7. Festival Internacional de Benicàssim
- Where: Benicàssim, Spain
- When: Four days in mid-July
- Cost: €149+ for a standard festival pass
The Festival Internacional de Benicàssim (FIB), began in 1995 and has grown into a yearly extravaganza during which 150,000 music fans hang out on the beach during the day and thrill to great pop and rock music all night. The event takes place along the Costa del Azahar region of Spain, so expect plenty of Mediterranean sunshine. FIB has four stages on which up to 100 artists perform, and the festival has hosted top tier artists like Leonard Cohen, Bjork, Lou Reed, Depeche Mode, and Oasis.

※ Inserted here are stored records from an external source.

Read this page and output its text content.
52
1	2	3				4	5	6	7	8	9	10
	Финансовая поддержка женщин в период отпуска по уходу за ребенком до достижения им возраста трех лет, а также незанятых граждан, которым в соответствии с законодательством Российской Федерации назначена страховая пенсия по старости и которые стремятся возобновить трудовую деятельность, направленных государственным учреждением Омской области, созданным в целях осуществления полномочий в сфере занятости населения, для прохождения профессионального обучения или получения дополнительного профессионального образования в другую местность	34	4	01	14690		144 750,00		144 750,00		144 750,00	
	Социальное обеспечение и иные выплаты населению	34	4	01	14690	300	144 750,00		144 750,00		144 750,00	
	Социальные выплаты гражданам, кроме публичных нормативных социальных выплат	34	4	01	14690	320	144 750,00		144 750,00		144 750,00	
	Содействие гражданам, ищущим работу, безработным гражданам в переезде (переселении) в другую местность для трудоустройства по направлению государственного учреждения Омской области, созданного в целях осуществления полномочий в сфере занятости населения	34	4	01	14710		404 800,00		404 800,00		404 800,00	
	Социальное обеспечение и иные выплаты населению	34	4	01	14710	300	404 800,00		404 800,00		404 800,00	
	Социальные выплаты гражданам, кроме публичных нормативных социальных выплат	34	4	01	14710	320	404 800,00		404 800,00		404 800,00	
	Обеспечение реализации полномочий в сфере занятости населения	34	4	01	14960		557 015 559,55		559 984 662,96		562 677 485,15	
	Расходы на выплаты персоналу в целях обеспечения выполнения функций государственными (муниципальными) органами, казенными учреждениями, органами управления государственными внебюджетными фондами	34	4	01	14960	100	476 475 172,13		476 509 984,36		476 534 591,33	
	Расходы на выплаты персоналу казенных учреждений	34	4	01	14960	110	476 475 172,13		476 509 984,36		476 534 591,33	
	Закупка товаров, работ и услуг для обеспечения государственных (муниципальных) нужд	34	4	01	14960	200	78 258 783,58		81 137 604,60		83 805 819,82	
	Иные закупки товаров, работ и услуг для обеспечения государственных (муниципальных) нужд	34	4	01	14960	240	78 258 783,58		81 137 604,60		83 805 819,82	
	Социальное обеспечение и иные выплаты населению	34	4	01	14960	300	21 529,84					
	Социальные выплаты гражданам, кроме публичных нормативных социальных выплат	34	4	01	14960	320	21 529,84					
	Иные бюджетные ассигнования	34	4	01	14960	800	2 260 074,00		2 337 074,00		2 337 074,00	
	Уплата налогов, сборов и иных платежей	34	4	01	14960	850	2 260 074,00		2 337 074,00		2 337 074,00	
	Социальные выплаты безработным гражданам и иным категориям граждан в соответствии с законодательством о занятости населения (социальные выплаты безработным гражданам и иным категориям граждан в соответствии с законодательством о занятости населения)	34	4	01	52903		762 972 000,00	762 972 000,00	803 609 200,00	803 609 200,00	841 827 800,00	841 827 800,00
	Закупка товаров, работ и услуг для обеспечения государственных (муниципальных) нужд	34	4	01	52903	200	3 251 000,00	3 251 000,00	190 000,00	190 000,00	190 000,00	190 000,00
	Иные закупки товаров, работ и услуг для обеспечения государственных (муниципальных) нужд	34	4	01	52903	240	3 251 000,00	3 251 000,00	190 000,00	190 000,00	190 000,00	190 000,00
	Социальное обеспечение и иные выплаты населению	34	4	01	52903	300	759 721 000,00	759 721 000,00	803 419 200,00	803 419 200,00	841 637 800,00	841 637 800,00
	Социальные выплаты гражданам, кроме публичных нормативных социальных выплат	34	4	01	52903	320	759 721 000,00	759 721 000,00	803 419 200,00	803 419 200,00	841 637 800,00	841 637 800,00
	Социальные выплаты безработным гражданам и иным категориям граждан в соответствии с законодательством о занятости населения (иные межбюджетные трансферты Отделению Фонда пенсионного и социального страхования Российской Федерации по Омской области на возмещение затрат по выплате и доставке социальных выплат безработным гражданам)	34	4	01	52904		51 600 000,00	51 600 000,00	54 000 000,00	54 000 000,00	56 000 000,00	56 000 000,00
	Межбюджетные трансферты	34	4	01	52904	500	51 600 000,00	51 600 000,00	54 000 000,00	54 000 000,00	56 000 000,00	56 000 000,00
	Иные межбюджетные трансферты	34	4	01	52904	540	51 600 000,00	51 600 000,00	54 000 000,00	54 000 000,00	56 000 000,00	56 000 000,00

8. Coachella Valley Music and Arts Festival
- Where: Indio, California
- When: Two weekends in the latter half of April
- Cost: $399+ for a standard general admission pass
Coachella, the quintessential California music festival, is regarded as the official kickoff to both spring and the outdoor festival season. Held at the Empire Polo Club, Coachella launched in 1999. Headliners throughout the years have included AC/DC, Rage Against the Machine, the Beastie Boys, Kings of Leon, and Prince. Coachella is a camping festival that emphasizes fashion with a hippie vibe, attracting well-known fashion bloggers and social media mavens each year.
- Where: Boom, Belgium
- When: Two weekends (Friday, Saturday, Sunday) in late July
- Cost: €281+ for standard three-day pass
Fans of electronic dance music (EDM) won't want to miss Tomorrowland, which is the largest EDM festival in the world. Tomorrowland, praised by Thump as an "enigmatic mecca of holy rave magic," attracts over 360,000 fans and never fails to disappoint with fourteen stages, over 400 performers, and headliner acts that include the likes of Flux Pavilion, Eric Prydz, and Jauz. After all, what's not to love about an EDM festival that takes place in a town whose name is Boom? Tomorrowland has recently extended its magic to new locales, including Atlanta in the United States and Sao Paulo in Brazil.
10. Fuji Rock Festival
- Where: Mount Naeba, Niigata Prefecture, Japan
- When: Three-day weekend in late July
- Cost: ¥43,000 for standard three-day pass
Held at a ski resort, the Fuji Rock Festival requires attendees to travel up Mount Naeba and between stages in cable cars. Despite its name, the festival isn't held anywhere near Mount Fuji, though it started out there in 1997, its first year. The area was struck by a typhoon, disrupting a set by the Red Hot Chili Peppers. The festival is now held on Mount Naeba, but the organizers kept the name Fuji. Having survived its rocky beginning, it developed into an event that draws 150,000 people and is known as the "cleanest festival in the world." Fuji Rock Festival has featured celebrated musical artists like the Foo Fighters, Arcade Fire, and the Cure.
A Music Festival to Suit Everyone
These are only several of the thousands of great festivals around the world. Whether you are interested in camping, partying to great music, dressing up in funky fashions, or just getting away for a weekend, you're sure to find a festival that's a perfect match for you.